No, I wanted to do a field test of another bit of research I have been working on for quite some time:  How do you ask a good question?


Since the AI revolution is driving down the cost of getting good or good enough answers, it seems to me that asking good questions--the right question at the right time--is going to become the essential human contribution to the research equation.  While we academics have always talked a good game about "teaching students to ask the right questions" our means of evaluating how well our students have learned this skill has always been indirect.  In other words, we have always looked at the output the students produce and, if it, the test, the paper, the thesis, is good enough, we have assumed that the input, the questions the students asked to get that output, must have been the right ones.  We almost never directly evaluate the questioning process itself, however.
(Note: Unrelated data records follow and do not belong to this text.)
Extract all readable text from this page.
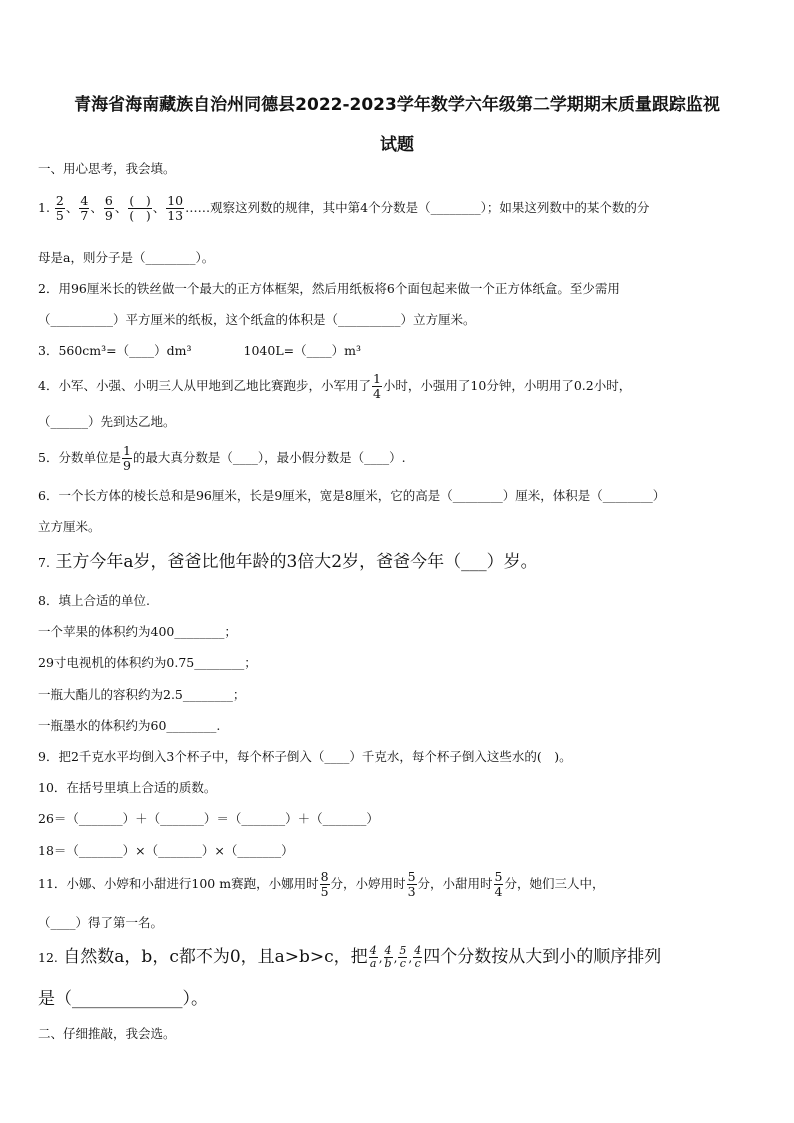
青海省海南藏族自治州同德县2022-2023学年数学六年级第二学期期末质量跟踪监视
试题
一、用心思考，我会填。
1. $\frac{2}{5}$ 、 $\frac{4}{7}$ 、 $\frac{6}{9}$ 、 $\frac{( )}{( )}$ 、 $\frac{10}{13}$ ……观察这列数的规律，其中第4个分数是（________）；如果这列数中的某个数的分
母是a，则分子是（________）。
2．用96厘米长的铁丝做一个最大的正方体框架，然后用纸板将6个面包起来做一个正方体纸盒。至少需用
（__________）平方厘米的纸板，这个纸盒的体积是（__________）立方厘米。
3．560cm³=（____）dm³	1040L=（____）m³
4．小军、小强、小明三人从甲地到乙地比赛跑步，小军用了 $\frac{1}{4}$ 小时，小强用了10分钟，小明用了0.2小时，
（______）先到达乙地。
5．分数单位是 $\frac{1}{9}$ 的最大真分数是（____），最小假分数是（____）.
6．一个长方体的棱长总和是96厘米，长是9厘米，宽是8厘米，它的高是（________）厘米，体积是（________）
立方厘米。
7. 王方今年a岁，爸爸比他年龄的3倍大2岁，爸爸今年（___）岁。
8．填上合适的单位.
一个苹果的体积约为400________；
29寸电视机的体积约为0.75________；
一瓶大酯儿的容积约为2.5________；
一瓶墨水的体积约为60________.
9．把2千克水平均倒入3个杯子中，每个杯子倒入（____）千克水，每个杯子倒入这些水的(　)。
10．在括号里填上合适的质数。
26＝（_______）＋（_______）＝（_______）＋（_______）
18＝（_______）×（_______）×（_______）
11．小娜、小婷和小甜进行100 m赛跑，小娜用时 $\frac{8}{5}$ 分，小婷用时 $\frac{5}{3}$ 分，小甜用时 $\frac{5}{4}$ 分，她们三人中，
（____）得了第一名。
12. 自然数a，b，c都不为0，且a>b>c，把 $\frac{4}{a}$ , $\frac{4}{b}$ , $\frac{5}{c}$ , $\frac{4}{c}$ 四个分数按从大到小的顺序排列
是（_____________）。
二、仔细推敲，我会选。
I think those days are over.


This means that we have to figure out how to examine, in detail, the student's questioning process itself, how to determine the many, equifinal, paths to "right," and, finally, what to say about what went wrong, why it went wrong, and how to fix it.   This also means we have to come up with something more than a "because I said so" rubric.  This rubric needs, at a minimum, to find the intersections where questioning traditions as varied as the Socratic method, west African griots, and Zen koans find common ground.  It needs to also include the science of questions including topics like erotetic theory, best practices in heutagogy, and lest we forget, the scientific method itself.  And that is just a start.
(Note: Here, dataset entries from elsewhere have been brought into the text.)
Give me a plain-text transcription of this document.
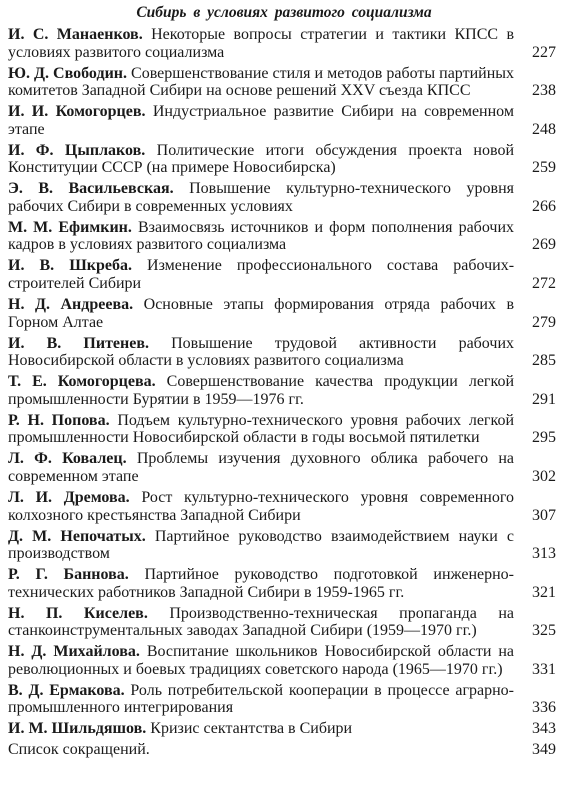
Сибирь в условиях развитого социализма
И. С. Манаенков. Некоторые вопросы стратегии и тактики КПСС в условиях развитого социализма	227
Ю. Д. Свободин. Совершенствование стиля и методов работы партийных комитетов Западной Сибири на основе решений XXV съезда КПСС	238
И. И. Комогорцев. Индустриальное развитие Сибири на современном этапе	248
И. Ф. Цыплаков. Политические итоги обсуждения проекта новой Конституции СССР (на примере Новосибирска)	259
Э. В. Васильевская. Повышение культурно-технического уровня рабочих Сибири в современных условиях	266
М. М. Ефимкин. Взаимосвязь источников и форм пополнения рабочих кадров в условиях развитого социализма	269
И. В. Шкреба. Изменение профессионального состава рабочих-строителей Сибири	272
Н. Д. Андреева. Основные этапы формирования отряда рабочих в Горном Алтае	279
И. В. Питенев. Повышение трудовой активности рабочих Новосибирской области в условиях развитого социализма	285
Т. Е. Комогорцева. Совершенствование качества продукции легкой промышленности Бурятии в 1959—1976 гг.	291
Р. Н. Попова. Подъем культурно-технического уровня рабочих легкой промышленности Новосибирской области в годы восьмой пятилетки	295
Л. Ф. Ковалец. Проблемы изучения духовного облика рабочего на современном этапе	302
Л. И. Дремова. Рост культурно-технического уровня современного колхозного крестьянства Западной Сибири	307
Д. М. Непочатых. Партийное руководство взаимодействием науки с производством	313
Р. Г. Баннова. Партийное руководство подготовкой инженерно-технических работников Западной Сибири в 1959-1965 гг.	321
Н. П. Киселев. Производственно-техническая пропаганда на станкоинструментальных заводах Западной Сибири (1959—1970 гг.)	325
Н. Д. Михайлова. Воспитание школьников Новосибирской области на революционных и боевых традициях советского народа (1965—1970 гг.)	331
В. Д. Ермакова. Роль потребительской кооперации в процессе аграрно-промышленного интегрирования	336
И. М. Шильдяшов. Кризис сектантства в Сибири	343
Список сокращений.	349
This has been the subject of my sabbatical this year and I have found myself increasingly using my "Ecology of Questions" framework to help think through the Volatile, Uncertain, Complex, and Ambiguous (VUCA) environment we all live in these days.  


I think, in short, that the other contributors to Agents4Science were already capable of producing "5" level papers or better and wanted to show that they could get AIs to produce papers of a similar quality.  I, on the other hand, wanted to start with "0" quality papers and see how far up the ladder I could climb just using a new way of thinking about questions.  I'm happy because it worked, for these three papers at least, better than I had any right to expect.


My research is far from done and this field test doesn't prove anything definitively.  But it does give me hope, hope that I am onto something that will not only help us think through the wicked problems of a VUCA world but something that validates the essential contributions of humans in the rapidly advancing age of AI.